Even if an enterprise decides to standardize on a single vendor, it might have additional limits on the products it chooses. That's because not all major vendors are building support for security standards like TLS into their products, and those that do don't necessarily support it across their entire product range, said Cullen Jennings, distinguished engineer at Cisco Systems Inc.
Once companies decide to extend VoIP into mobile devices, they face additional problems, but not because the standards and technology don't exist. Ideally, a company might want to run Wi-Fi Protected Access to secure the Wi-Fi connection on a wireless device, an authentication mechanism for users that may attach to public hot spots, a virtual private network for accessing the corporate network and possibly other security techniques.
"That's great if you have a nuclear power plant in your pocket attached to your mobile phone," Jasionowski said.

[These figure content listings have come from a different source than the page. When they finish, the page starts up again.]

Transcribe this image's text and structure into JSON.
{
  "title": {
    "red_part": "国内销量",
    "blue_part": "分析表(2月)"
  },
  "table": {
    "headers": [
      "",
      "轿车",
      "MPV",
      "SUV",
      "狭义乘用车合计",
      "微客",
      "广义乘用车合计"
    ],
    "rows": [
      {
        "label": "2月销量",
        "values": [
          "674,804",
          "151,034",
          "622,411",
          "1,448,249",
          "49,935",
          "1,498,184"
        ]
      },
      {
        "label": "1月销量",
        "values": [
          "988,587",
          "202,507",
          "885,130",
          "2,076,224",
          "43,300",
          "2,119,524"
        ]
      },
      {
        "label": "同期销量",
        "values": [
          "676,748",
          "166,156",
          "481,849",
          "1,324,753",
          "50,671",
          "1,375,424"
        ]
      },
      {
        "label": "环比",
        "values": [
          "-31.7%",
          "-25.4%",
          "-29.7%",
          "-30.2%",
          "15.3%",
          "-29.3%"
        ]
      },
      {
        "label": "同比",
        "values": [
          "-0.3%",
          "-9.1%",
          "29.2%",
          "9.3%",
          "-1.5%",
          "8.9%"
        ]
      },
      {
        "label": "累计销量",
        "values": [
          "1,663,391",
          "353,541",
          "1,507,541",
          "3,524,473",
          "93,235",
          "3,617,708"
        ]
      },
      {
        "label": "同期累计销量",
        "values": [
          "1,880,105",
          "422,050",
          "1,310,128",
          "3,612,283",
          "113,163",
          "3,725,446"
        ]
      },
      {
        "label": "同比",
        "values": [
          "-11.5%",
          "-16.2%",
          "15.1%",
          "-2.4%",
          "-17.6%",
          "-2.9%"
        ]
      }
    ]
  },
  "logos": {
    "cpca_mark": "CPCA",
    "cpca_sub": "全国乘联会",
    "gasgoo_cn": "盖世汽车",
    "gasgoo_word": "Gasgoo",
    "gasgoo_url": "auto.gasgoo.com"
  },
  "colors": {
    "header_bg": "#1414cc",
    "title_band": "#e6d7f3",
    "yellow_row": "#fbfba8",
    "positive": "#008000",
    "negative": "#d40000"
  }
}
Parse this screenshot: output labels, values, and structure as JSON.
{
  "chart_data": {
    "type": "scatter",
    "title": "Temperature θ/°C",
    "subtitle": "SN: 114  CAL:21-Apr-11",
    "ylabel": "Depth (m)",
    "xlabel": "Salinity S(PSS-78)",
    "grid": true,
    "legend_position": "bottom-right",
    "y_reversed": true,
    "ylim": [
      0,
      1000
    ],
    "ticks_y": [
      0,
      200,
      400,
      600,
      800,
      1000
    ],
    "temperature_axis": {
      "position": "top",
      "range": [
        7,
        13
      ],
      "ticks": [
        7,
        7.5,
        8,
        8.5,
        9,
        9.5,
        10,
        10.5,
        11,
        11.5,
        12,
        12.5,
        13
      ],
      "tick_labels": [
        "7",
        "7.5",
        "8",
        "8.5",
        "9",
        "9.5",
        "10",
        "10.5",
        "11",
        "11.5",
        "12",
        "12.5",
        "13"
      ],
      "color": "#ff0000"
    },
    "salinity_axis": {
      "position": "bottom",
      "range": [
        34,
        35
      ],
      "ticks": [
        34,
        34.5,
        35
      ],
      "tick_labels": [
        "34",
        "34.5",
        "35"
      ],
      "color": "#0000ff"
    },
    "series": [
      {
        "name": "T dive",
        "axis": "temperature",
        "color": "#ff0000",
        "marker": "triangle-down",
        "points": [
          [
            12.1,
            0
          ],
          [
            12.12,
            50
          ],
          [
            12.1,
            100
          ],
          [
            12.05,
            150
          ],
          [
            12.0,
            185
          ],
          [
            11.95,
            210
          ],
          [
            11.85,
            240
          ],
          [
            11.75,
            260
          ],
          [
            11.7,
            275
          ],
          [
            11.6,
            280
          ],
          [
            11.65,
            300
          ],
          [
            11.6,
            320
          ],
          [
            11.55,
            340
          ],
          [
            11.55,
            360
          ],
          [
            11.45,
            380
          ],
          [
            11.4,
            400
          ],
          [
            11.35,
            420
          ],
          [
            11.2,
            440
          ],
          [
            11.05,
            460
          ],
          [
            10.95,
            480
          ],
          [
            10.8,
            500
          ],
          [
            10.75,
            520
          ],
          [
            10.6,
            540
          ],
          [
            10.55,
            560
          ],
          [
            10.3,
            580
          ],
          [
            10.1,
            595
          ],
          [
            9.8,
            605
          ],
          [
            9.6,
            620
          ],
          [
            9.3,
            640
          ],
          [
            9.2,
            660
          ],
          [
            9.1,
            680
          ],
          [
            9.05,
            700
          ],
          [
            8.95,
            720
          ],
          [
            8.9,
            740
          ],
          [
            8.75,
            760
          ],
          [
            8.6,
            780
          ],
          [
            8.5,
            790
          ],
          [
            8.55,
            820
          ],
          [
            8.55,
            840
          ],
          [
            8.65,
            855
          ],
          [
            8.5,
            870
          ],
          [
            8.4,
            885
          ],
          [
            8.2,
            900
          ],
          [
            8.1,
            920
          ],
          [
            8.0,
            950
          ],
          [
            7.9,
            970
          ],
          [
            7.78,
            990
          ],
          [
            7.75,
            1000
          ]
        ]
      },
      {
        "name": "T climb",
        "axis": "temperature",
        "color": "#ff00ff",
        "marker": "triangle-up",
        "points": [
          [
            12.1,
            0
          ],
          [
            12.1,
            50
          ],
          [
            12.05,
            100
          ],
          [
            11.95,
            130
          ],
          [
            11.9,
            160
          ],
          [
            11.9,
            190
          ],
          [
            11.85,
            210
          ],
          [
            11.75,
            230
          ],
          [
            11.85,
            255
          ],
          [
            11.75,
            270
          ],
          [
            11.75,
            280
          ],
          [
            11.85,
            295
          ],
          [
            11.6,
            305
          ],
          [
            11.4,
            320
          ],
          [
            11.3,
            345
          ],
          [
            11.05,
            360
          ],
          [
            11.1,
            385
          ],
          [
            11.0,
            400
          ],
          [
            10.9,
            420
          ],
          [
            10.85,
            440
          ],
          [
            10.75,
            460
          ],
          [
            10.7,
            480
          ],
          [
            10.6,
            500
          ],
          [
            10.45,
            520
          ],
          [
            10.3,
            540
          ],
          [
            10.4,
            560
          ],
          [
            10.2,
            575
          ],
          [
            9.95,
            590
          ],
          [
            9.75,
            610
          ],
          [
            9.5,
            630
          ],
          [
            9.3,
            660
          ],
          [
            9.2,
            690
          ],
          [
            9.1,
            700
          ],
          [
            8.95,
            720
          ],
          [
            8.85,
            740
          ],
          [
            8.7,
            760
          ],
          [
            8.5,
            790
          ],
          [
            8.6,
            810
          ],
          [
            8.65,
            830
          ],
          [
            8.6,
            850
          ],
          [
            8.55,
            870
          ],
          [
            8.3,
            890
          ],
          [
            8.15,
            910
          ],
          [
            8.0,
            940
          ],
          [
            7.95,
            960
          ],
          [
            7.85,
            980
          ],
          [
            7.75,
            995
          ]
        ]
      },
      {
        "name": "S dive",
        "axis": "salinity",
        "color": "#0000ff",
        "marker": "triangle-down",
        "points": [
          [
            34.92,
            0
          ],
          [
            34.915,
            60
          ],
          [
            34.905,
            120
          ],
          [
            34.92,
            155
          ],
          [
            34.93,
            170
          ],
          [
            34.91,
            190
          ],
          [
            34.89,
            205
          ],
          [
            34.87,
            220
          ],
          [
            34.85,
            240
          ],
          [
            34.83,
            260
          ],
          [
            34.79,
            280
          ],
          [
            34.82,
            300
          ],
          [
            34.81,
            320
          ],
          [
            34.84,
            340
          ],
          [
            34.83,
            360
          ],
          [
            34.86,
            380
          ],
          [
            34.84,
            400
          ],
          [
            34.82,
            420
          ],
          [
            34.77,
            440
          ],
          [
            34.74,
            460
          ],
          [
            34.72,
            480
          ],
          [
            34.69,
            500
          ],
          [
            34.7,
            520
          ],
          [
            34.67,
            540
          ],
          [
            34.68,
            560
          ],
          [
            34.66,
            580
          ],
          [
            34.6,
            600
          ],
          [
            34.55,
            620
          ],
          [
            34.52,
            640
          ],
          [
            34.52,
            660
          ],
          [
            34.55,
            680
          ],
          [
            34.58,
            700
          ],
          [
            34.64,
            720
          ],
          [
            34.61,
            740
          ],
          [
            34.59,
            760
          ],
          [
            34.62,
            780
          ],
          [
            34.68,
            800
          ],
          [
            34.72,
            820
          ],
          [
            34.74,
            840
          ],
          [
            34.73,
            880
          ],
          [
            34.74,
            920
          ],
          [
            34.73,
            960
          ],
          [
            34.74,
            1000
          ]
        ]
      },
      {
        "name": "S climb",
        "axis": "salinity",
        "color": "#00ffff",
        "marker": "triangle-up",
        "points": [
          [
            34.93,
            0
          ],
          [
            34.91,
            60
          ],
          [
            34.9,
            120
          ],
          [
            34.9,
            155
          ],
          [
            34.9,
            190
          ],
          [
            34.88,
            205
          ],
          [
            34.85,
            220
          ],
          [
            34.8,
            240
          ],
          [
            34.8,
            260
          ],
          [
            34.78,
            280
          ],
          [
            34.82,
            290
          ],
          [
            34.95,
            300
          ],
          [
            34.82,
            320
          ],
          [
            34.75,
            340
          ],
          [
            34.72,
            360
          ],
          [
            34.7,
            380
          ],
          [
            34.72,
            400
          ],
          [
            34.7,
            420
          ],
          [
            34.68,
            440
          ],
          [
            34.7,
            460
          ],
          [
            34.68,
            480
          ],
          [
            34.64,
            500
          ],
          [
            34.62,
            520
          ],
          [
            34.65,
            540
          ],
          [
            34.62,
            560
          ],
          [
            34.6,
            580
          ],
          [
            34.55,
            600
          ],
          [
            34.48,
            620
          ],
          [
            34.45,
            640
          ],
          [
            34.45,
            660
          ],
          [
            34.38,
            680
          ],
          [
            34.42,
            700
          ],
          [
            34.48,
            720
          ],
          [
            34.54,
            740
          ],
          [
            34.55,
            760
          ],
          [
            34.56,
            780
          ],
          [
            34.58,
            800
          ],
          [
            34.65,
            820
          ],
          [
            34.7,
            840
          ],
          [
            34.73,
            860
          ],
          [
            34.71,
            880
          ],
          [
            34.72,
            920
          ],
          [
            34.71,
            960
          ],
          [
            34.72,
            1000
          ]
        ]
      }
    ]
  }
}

Running all those security applications requires processing and power, both features in short supply on mobile devices.
In addition, the market hasn't worked out who is responsible for security and who is responsible for enforcing that security, said Ari Takanen, chief technology officer at Codenomicon Ltd. Currently, layers of security are offered by service providers and equipment makers, and sometimes their efforts overlap. Without making it clear who is responsible, no source is liable for security issues, he said.
Enterprises can improve their chances of boosting security on their VoIP networks in a couple of ways. One way is to carefully examining the type of tests that vendors say they run on their products to make sure they work, Takanen said. Organizations like the Protos Project, a collaboration between the University of Oulu in Finland and VTT Electronics, can help buyers test products, he said.
In addition, companies are responsible for demanding that vendors make products that interoperate, Jasionowski said. In the meantime, product managers are making decisions against interoperability against the advice of their engineering staffs in hopes of securing more business, he said.